May 01, 2012, 2:39 PM — The engineer who wrote the code causing Google's Street View cars to capture unencrypted Wi-Fi traffic in several countries has been identified, according to an online report. Marius Milner, currently a software engineer for Google's YouTube, was the person responsible for creating Street View's Wi-Fi traffic recording software, The New York Times is reporting. The Times said it uncovered Milner's identity through a former state investigator who was involved in a separate inquiry into Google Street View. Milner also appears to be the creator of NetStumbler, a security application for Windows PCs that lets users optimize their wireless network and plug up any potential security holes.
The Street View engineer's identity has become a hot topic in recent days after Google released a copy of an FCC investigation suggesting Google employees knew Street View cars were data snooping on open Wi-Fi networks.

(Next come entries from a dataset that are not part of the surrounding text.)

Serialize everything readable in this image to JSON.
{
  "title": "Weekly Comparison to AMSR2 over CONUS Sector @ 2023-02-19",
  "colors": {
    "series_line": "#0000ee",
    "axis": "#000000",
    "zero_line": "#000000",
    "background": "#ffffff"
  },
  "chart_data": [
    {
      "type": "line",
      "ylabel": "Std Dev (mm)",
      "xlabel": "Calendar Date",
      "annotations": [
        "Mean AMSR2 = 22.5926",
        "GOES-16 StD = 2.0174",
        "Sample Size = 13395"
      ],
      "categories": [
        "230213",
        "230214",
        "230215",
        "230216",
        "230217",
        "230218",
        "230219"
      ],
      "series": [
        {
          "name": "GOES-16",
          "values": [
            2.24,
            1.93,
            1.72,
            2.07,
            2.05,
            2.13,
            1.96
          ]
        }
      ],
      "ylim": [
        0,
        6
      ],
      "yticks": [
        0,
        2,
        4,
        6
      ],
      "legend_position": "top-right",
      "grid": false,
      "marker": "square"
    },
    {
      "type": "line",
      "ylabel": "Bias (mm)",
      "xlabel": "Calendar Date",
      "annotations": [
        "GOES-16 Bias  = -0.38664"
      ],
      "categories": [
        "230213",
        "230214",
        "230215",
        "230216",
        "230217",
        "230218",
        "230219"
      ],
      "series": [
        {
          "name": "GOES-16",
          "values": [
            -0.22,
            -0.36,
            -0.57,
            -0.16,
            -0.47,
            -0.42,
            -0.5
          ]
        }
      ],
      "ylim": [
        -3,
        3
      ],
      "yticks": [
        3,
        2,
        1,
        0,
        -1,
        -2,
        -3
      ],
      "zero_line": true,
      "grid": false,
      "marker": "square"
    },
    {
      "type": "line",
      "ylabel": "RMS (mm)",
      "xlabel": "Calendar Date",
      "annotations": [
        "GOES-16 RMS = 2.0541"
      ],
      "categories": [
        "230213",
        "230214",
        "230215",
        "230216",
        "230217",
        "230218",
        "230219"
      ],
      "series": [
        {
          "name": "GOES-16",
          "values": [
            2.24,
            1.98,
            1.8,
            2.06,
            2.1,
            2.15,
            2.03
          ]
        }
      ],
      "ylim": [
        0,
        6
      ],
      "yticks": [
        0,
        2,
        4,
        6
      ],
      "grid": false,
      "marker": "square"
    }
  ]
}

Google had previously stated that it unintentionally collected data from unprotected Wi-Fi networks all over the globe capturing snippets of e-mails, instant messages, web browsing and other online activity.
How It All Started
Google's Wi-Fi woes started in 2010 after the company received a request from Germany's data protection authority to audit the information that Street View cars collected. As part of the project, Google was recording publicly available identifying information from Wi-Fi routers around the world in order to create a router location database to help improve the accuracy of location-based services for Android phones and other Google products. But the search giant also said its cars had mistakenly collected fragments of user data in the process.